I am actually quite fond of the Fischer Ranger 108 Ti. I saw a lot of great reviews (one bad one), and they are comparably cheap. I found an offer for 599 Euros for the Ski's with the New Marker Baron 13 EPF, which would be exactly the set up I need. Unfortunately I didn't find the exact weight for the Fischer Ranger 108 Ti in the length of 188cm, I only found the weight for the 182cm version.  

post #22 of 24
Some good points from beyond re light alpine choices and hom much time you state you will spend on piste.
Also you said marker baron.
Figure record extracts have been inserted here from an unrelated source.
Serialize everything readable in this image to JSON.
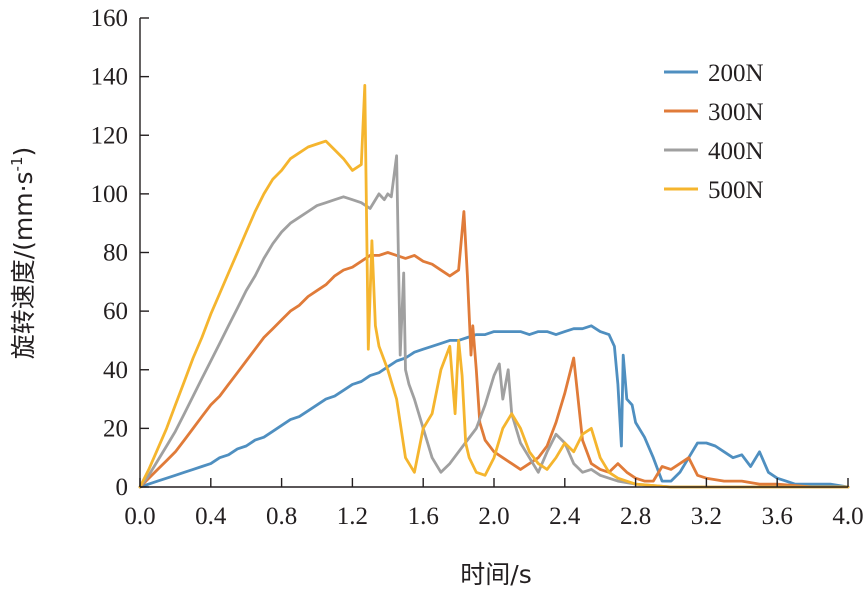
{
  "chart_data": {
    "type": "line",
    "title": "",
    "xlabel": "时间/s",
    "ylabel_main": "旋转速度/(mm·s",
    "ylabel_sup": "-1",
    "ylabel_close": ")",
    "xlim": [
      0,
      4.0
    ],
    "ylim": [
      0,
      160
    ],
    "xticks": [
      "0.0",
      "0.4",
      "0.8",
      "1.2",
      "1.6",
      "2.0",
      "2.4",
      "2.8",
      "3.2",
      "3.6",
      "4.0"
    ],
    "yticks": [
      "0",
      "20",
      "40",
      "60",
      "80",
      "100",
      "120",
      "140",
      "160"
    ],
    "grid": false,
    "legend_position": "top-right",
    "series": [
      {
        "name": "200N",
        "color": "#4f8fc0",
        "x": [
          0.0,
          0.05,
          0.1,
          0.15,
          0.2,
          0.25,
          0.3,
          0.35,
          0.4,
          0.45,
          0.5,
          0.55,
          0.6,
          0.65,
          0.7,
          0.75,
          0.8,
          0.85,
          0.9,
          0.95,
          1.0,
          1.05,
          1.1,
          1.15,
          1.2,
          1.25,
          1.3,
          1.35,
          1.4,
          1.45,
          1.5,
          1.55,
          1.6,
          1.65,
          1.7,
          1.75,
          1.8,
          1.85,
          1.9,
          1.95,
          2.0,
          2.05,
          2.1,
          2.15,
          2.2,
          2.25,
          2.3,
          2.35,
          2.4,
          2.45,
          2.5,
          2.55,
          2.6,
          2.65,
          2.68,
          2.7,
          2.72,
          2.73,
          2.75,
          2.78,
          2.8,
          2.85,
          2.9,
          2.95,
          3.0,
          3.05,
          3.1,
          3.15,
          3.2,
          3.25,
          3.3,
          3.35,
          3.4,
          3.45,
          3.5,
          3.55,
          3.6,
          3.65,
          3.7,
          3.75,
          3.8,
          3.9,
          4.0
        ],
        "y": [
          0,
          1,
          2,
          3,
          4,
          5,
          6,
          7,
          8,
          10,
          11,
          13,
          14,
          16,
          17,
          19,
          21,
          23,
          24,
          26,
          28,
          30,
          31,
          33,
          35,
          36,
          38,
          39,
          41,
          43,
          44,
          46,
          47,
          48,
          49,
          50,
          50,
          51,
          52,
          52,
          53,
          53,
          53,
          53,
          52,
          53,
          53,
          52,
          53,
          54,
          54,
          55,
          53,
          52,
          48,
          35,
          14,
          45,
          30,
          28,
          22,
          17,
          10,
          2,
          2,
          5,
          10,
          15,
          15,
          14,
          12,
          10,
          11,
          7,
          12,
          5,
          3,
          2,
          1,
          1,
          1,
          1,
          0
        ]
      },
      {
        "name": "300N",
        "color": "#e07b39",
        "x": [
          0.0,
          0.05,
          0.1,
          0.15,
          0.2,
          0.25,
          0.3,
          0.35,
          0.4,
          0.45,
          0.5,
          0.55,
          0.6,
          0.65,
          0.7,
          0.75,
          0.8,
          0.85,
          0.9,
          0.95,
          1.0,
          1.05,
          1.1,
          1.15,
          1.2,
          1.25,
          1.3,
          1.35,
          1.4,
          1.45,
          1.5,
          1.55,
          1.6,
          1.65,
          1.7,
          1.75,
          1.8,
          1.83,
          1.85,
          1.87,
          1.88,
          1.9,
          1.92,
          1.95,
          2.0,
          2.05,
          2.1,
          2.15,
          2.2,
          2.25,
          2.3,
          2.35,
          2.4,
          2.45,
          2.5,
          2.55,
          2.6,
          2.65,
          2.7,
          2.75,
          2.8,
          2.85,
          2.9,
          2.95,
          3.0,
          3.05,
          3.1,
          3.15,
          3.2,
          3.3,
          3.4,
          3.5,
          3.6,
          3.8,
          4.0
        ],
        "y": [
          0,
          3,
          6,
          9,
          12,
          16,
          20,
          24,
          28,
          31,
          35,
          39,
          43,
          47,
          51,
          54,
          57,
          60,
          62,
          65,
          67,
          69,
          72,
          74,
          75,
          77,
          79,
          79,
          80,
          79,
          78,
          79,
          77,
          76,
          74,
          72,
          74,
          94,
          72,
          45,
          55,
          40,
          22,
          16,
          12,
          10,
          8,
          6,
          8,
          10,
          14,
          22,
          32,
          44,
          16,
          8,
          6,
          5,
          8,
          5,
          3,
          2,
          2,
          7,
          6,
          8,
          10,
          4,
          3,
          2,
          2,
          1,
          1,
          0,
          0
        ]
      },
      {
        "name": "400N",
        "color": "#a0a0a0",
        "x": [
          0.0,
          0.05,
          0.1,
          0.15,
          0.2,
          0.25,
          0.3,
          0.35,
          0.4,
          0.45,
          0.5,
          0.55,
          0.6,
          0.65,
          0.7,
          0.75,
          0.8,
          0.85,
          0.9,
          0.95,
          1.0,
          1.05,
          1.1,
          1.15,
          1.2,
          1.25,
          1.3,
          1.35,
          1.38,
          1.4,
          1.42,
          1.45,
          1.47,
          1.49,
          1.5,
          1.52,
          1.55,
          1.6,
          1.65,
          1.7,
          1.75,
          1.8,
          1.85,
          1.9,
          1.95,
          2.0,
          2.03,
          2.05,
          2.08,
          2.1,
          2.15,
          2.2,
          2.25,
          2.3,
          2.35,
          2.4,
          2.45,
          2.5,
          2.55,
          2.6,
          2.65,
          2.7,
          2.8,
          3.0,
          3.4,
          4.0
        ],
        "y": [
          0,
          4,
          9,
          14,
          19,
          25,
          31,
          37,
          43,
          49,
          55,
          61,
          67,
          72,
          78,
          83,
          87,
          90,
          92,
          94,
          96,
          97,
          98,
          99,
          98,
          97,
          95,
          100,
          98,
          100,
          99,
          113,
          45,
          73,
          40,
          35,
          30,
          20,
          10,
          5,
          8,
          12,
          16,
          20,
          28,
          38,
          42,
          30,
          40,
          25,
          15,
          10,
          5,
          12,
          18,
          15,
          8,
          5,
          6,
          4,
          3,
          2,
          1,
          0,
          0,
          0
        ]
      },
      {
        "name": "500N",
        "color": "#f5b52e",
        "x": [
          0.0,
          0.05,
          0.1,
          0.15,
          0.2,
          0.25,
          0.3,
          0.35,
          0.4,
          0.45,
          0.5,
          0.55,
          0.6,
          0.65,
          0.7,
          0.75,
          0.8,
          0.85,
          0.9,
          0.95,
          1.0,
          1.05,
          1.1,
          1.15,
          1.2,
          1.25,
          1.27,
          1.29,
          1.31,
          1.33,
          1.35,
          1.4,
          1.45,
          1.5,
          1.55,
          1.6,
          1.65,
          1.7,
          1.75,
          1.78,
          1.8,
          1.82,
          1.84,
          1.86,
          1.9,
          1.95,
          2.0,
          2.05,
          2.1,
          2.15,
          2.2,
          2.25,
          2.3,
          2.35,
          2.4,
          2.45,
          2.5,
          2.55,
          2.6,
          2.65,
          2.7,
          2.8,
          3.0,
          3.5,
          4.0
        ],
        "y": [
          0,
          6,
          13,
          20,
          28,
          36,
          44,
          51,
          59,
          66,
          73,
          80,
          87,
          94,
          100,
          105,
          108,
          112,
          114,
          116,
          117,
          118,
          115,
          112,
          108,
          110,
          137,
          47,
          84,
          55,
          48,
          40,
          30,
          10,
          5,
          20,
          25,
          40,
          48,
          25,
          50,
          38,
          15,
          10,
          5,
          4,
          10,
          20,
          25,
          20,
          12,
          8,
          6,
          10,
          15,
          12,
          18,
          20,
          10,
          5,
          3,
          1,
          0,
          0,
          0
        ]
      }
    ]
  }
}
So now were alpine boot, quite a heavy slack country binding and a lightish ski.
If thats the setup I'd stick with an alpine ski. I had assumed more a hardcore touring setup but must have skimmed your post too quickly.Blizzard, nordica, kastle all make a good wide all mtn ski worth looking at as does Fischer. Believe new bmx 105 can be ordered with pre cut skins and has a notched tail. If your in western Canada we had a terrible season last year and there are deals a plenty on skis in Vancouver/ whister so you might snag a deal. PM me if you are and want help finding shops.
post #23 of 24
Montreal I now see from another post. Love that city but they had snow last season. Westside ski, and north shore ski and board in Vancouver are worth calling as they could ship skis to Montreal.
post #24 of 24
Quote:
Originally Posted by NuntiusNecis View Post

I think that the V-Werk Katana's wouldn't be to fitting. They are very very expensive, and would blow my budget. Also I think that I don't spend enough time Off-Piste in order to drive a 122mm underfoot.

The Fischer 108 Ti looks very good, and I will try to read some more reviews about the ski. Thanks for the suggestion.